On the other hand, bird observation was also carried out with students from various universities who took the XXIII International Course on Biological Bases of Behavior. The observation was made in the Acuitlapilco Lagoon, a body of water very important for migratory birds. It is located in the center of the capital. It was beautiful to see many waterfowl such as the Papal Tepalcate (Oxyura jamaicensis), the White Heron (Ardea alba), the Tricolor Heron (Egretta tricolor), the Garza Ganadera (Bubulcus ibis), and a large number of American gallareta (Fulica americana). After the observation, the participants painted their favorite bird’s thanks to mentorship offered by Maestro Salvador Serrano González. In addition, they visited a greenhouse where they had a fantastic opportunity to see and learn about various medicinal plants, food plants and plants to attract hummingbirds. This last activity was directed by the group Patos Verdes al rescate (Green Ducks to the Rescue).

In November they made a tour to observe birds in the National Park La Malinche with students studying biology from Veracruzana University (Universidad Veracruzana). The students were able to watch birds and participate in some educational talks about the importance of preserving large trees, including old or dead trees since these trees are homes for a large number of species who nest in holes that make their trunk or branches. The students also learned that some bird species find their food inside the foliage and others use it during the night or as a refuge from predators. In addition, it was highlighted mammals, reptiles, insects, fungi and even other plants also use large trees. The participants were delighted to learn about these issues and how they can help protect birds and their natural environment.

One of the last activities carried out at the end of 2018 was a stay with students from various schools of the College of Sciences and Humanities incorporated to the National Autonomous University of Mexico (CCH-UNAM), who traveled to the La Malinche Scientific Station in Tlaxcala.

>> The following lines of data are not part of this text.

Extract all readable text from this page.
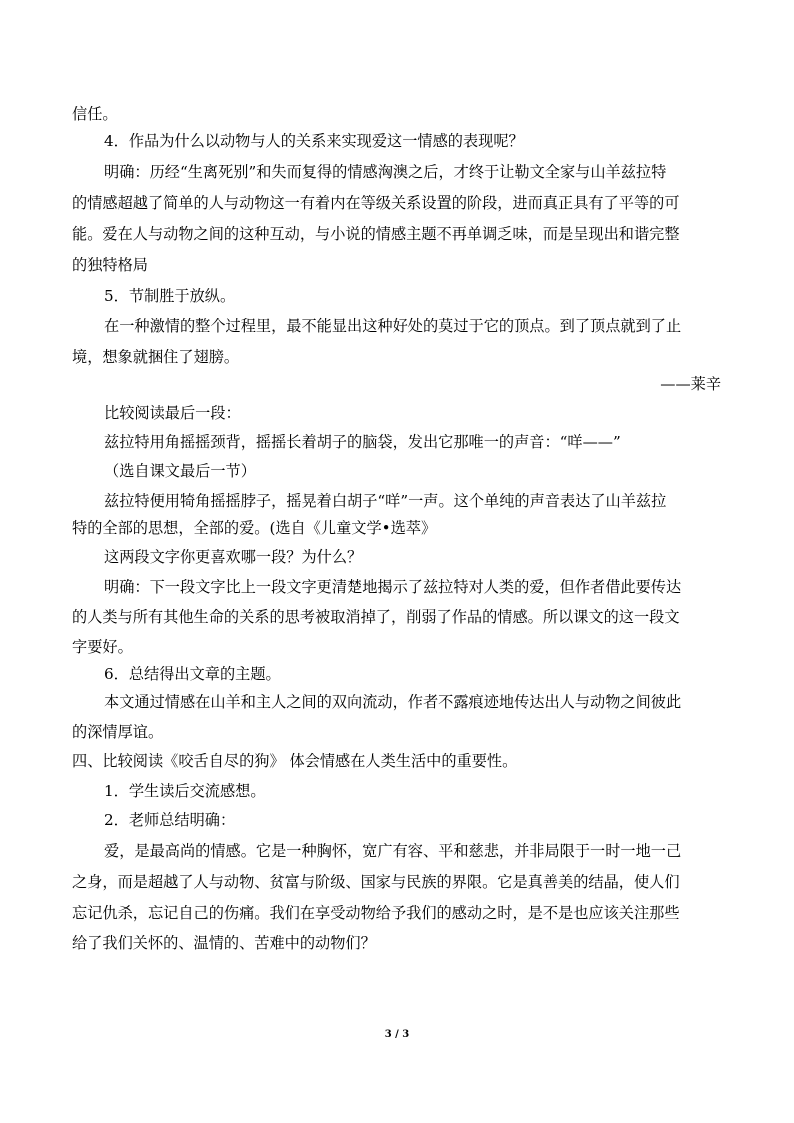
信任。
4．作品为什么以动物与人的关系来实现爱这一情感的表现呢？
明确：历经“生离死别”和失而复得的情感洶澳之后，才终于让勒文全家与山羊兹拉特
的情感超越了简单的人与动物这一有着内在等级关系设置的阶段，进而真正具有了平等的可
能。爱在人与动物之间的这种互动，与小说的情感主题不再单调乏味，而是呈现出和谐完整
的独特格局
5．节制胜于放纵。
在一种激情的整个过程里，最不能显出这种好处的莫过于它的顶点。到了顶点就到了止
境，想象就捆住了翅膀。
——莱辛
比较阅读最后一段：
兹拉特用角摇摇颈背，摇摇长着胡子的脑袋，发出它那唯一的声音：“咩——”
（选自课文最后一节）
兹拉特便用犄角摇摇脖子，摇晃着白胡子“咩”一声。这个单纯的声音表达了山羊兹拉
特的全部的思想，全部的爱。(选自《儿童文学•选萃》
这两段文字你更喜欢哪一段？为什么？
明确：下一段文字比上一段文字更清楚地揭示了兹拉特对人类的爱，但作者借此要传达
的人类与所有其他生命的关系的思考被取消掉了，削弱了作品的情感。所以课文的这一段文
字要好。
6．总结得出文章的主题。
本文通过情感在山羊和主人之间的双向流动，作者不露痕迹地传达出人与动物之间彼此
的深情厚谊。
四、比较阅读《咬舌自尽的狗》 体会情感在人类生活中的重要性。
1．学生读后交流感想。
2．老师总结明确：
爱，是最高尚的情感。它是一种胸怀，宽广有容、平和慈悲，并非局限于一时一地一己
之身，而是超越了人与动物、贫富与阶级、国家与民族的界限。它是真善美的结晶，使人们
忘记仇杀，忘记自己的伤痛。我们在享受动物给予我们的感动之时，是不是也应该关注那些
给了我们关怀的、温情的、苦难中的动物们？
3 / 3
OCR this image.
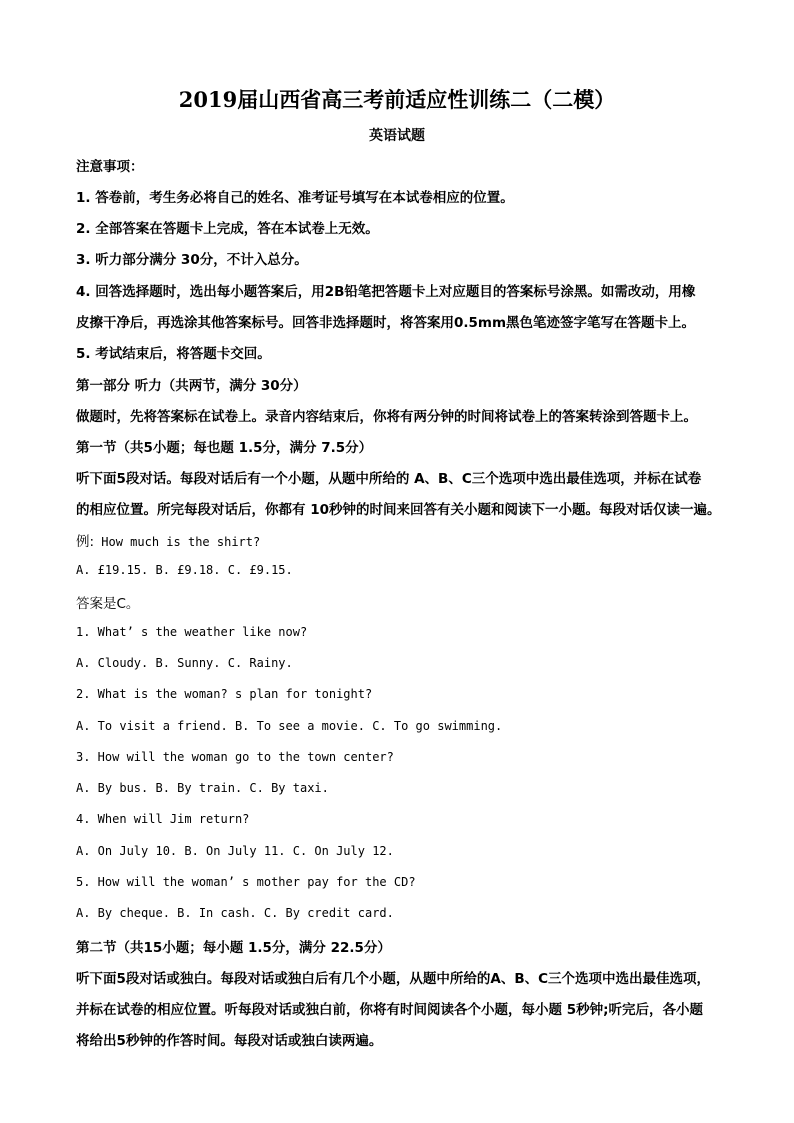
2019届山西省高三考前适应性训练二（二模）
英语试题
注意事项：
1. 答卷前，考生务必将自己的姓名、准考证号填写在本试卷相应的位置。
2. 全部答案在答题卡上完成，答在本试卷上无效。
3. 听力部分满分 30分，不计入总分。
4. 回答选择题时，选出每小题答案后，用2B铅笔把答题卡上对应题目的答案标号涂黑。如需改动，用橡
皮擦干净后，再选涂其他答案标号。回答非选择题时，将答案用0.5mm黑色笔迹签字笔写在答题卡上。
5. 考试结束后，将答题卡交回。
第一部分 听力（共两节，满分 30分）
做题时，先将答案标在试卷上。录音内容结束后，你将有两分钟的时间将试卷上的答案转涂到答题卡上。
第一节（共5小题；每也题 1.5分，满分 7.5分）
听下面5段对话。每段对话后有一个小题，从题中所给的 A、B、C三个选项中选出最佳选项，并标在试卷
的相应位置。所完每段对话后，你都有 10秒钟的时间来回答有关小题和阅读下一小题。每段对话仅读一遍。
例: How much is the shirt?
A. £19.15. B. £9.18. C. £9.15.
答案是C。
1. What’ s the weather like now?
A. Cloudy. B. Sunny. C. Rainy.
2. What is the woman? s plan for tonight?
A. To visit a friend. B. To see a movie. C. To go swimming.
3. How will the woman go to the town center?
A. By bus. B. By train. C. By taxi.
4. When will Jim return?
A. On July 10. B. On July 11. C. On July 12.
5. How will the woman’ s mother pay for the CD?
A. By cheque. B. In cash. C. By credit card.
第二节（共15小题；每小题 1.5分，满分 22.5分）
听下面5段对话或独白。每段对话或独白后有几个小题，从题中所给的A、B、C三个选项中选出最佳选项，
并标在试卷的相应位置。听每段对话或独白前，你将有时间阅读各个小题，每小题 5秒钟;听完后，各小题
将给出5秒钟的作答时间。每段对话或独白读两遍。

This stay was designed for students interested in the areas of Biology, Chemistry, and Health, with the aim that the students would also be interested and come to value the birds and the incredible biodiversity of the region. The participants worked in a temperate forest, where they could recognize the environmental impact generated by humans, leading them to reflect on and establish economic, social, cultural and political causes and consequences of human actions in the environment. Also, the participants were involved in monitoring plants, fungi, insects, reptiles, birds and mammals in two zones— mature forest and forest in transition. This involved learning about different sampling techniques and the use of different materials and equipment. As a result, the binoculars were very helpful!

Participants and workshop leaders also had a fantastic discussion about the importance of birds and how to observe or monitor them. In the morning and in the evening, bird observations were made in the two types of forests, and the activities ended with a brainstorming session where the participants expressed their interest in birds and their concern for habitat loss among birds, in addition, the students were amazed and motivated by the experience of bird watching. The stay was organized by the Initiative to Strengthen the Academic Career in the Baccalaureate of the UNAM (INFOCAB PB201018). The professors who coordinated the stay were Julio Pérez Cañedo, Gabriel Tejeda Corona and Cecilia Cuatianquiz Lima.